Kemudian, ia mulai mendengar, entah mulai kapan seorang yang baru terlahir mampu mendengar dan mengerti apa yang ia dengar. Ia mulai mampu melihat. Ia pun mulai mampu merasa. Ia mulai merasa bahwa dirinya berada di dunia yang baru. Dunia yang ia alami adalah dunia yang benar-benar baru baginya. Dunia yang belum pernah ia lihat sebelumnya. Dunia yang belum pernah ia alami sebelumnya. Dunia yang sebelumnya mungkin tidak pernah terpikirkan sama sekali olehnya.

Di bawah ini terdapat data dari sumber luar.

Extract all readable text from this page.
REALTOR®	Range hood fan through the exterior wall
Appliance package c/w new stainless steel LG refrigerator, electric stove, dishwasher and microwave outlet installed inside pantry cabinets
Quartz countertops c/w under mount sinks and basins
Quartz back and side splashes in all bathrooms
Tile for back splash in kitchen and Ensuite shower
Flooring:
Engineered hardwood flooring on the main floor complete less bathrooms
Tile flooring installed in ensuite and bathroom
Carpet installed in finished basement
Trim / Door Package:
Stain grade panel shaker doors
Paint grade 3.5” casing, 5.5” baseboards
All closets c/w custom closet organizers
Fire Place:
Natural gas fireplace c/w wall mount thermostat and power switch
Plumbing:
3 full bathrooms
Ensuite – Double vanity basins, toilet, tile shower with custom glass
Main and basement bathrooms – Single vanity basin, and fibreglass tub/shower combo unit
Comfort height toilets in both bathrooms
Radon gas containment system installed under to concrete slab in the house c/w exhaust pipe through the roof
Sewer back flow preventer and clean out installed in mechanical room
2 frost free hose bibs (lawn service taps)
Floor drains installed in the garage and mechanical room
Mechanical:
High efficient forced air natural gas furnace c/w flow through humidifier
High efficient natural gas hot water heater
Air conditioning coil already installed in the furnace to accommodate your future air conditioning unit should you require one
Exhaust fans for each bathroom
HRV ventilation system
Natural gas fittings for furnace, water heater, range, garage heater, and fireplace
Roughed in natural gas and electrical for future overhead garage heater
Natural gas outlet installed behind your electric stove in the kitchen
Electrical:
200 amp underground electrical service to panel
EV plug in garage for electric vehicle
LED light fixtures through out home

Ia mulai sadar. Yang unik dan menarik, menurut para ahli, seorang bayi manusia yang baru terlahir, ia terlebih dahulu menyadari keberadaan orang-orang lain yang ada disekitarnya sebelum ia menyadari keberadaan dirinya sendiri. Para psikolog bahkan mengatakan bahwa seorang bayi manusia itu selalu telah menyadari akan adanya si ibu terlebih dahulu sebelum dia bisa menyadari secara penuh bahwa dirinya sendiri itu juga ada. Ia menyadari keberadaan ibundanya, ayahnya, dan orang-orang lain di sekelilingnya bahkan sebelum ia menyadari bahwa self-nya juga telah ada. Bahkan ia juga tidak menyadari bahwa esok dan seterusnya ia harus mulai belajar. Belajar bergerak, merangkak, melangkah dan seterusnya.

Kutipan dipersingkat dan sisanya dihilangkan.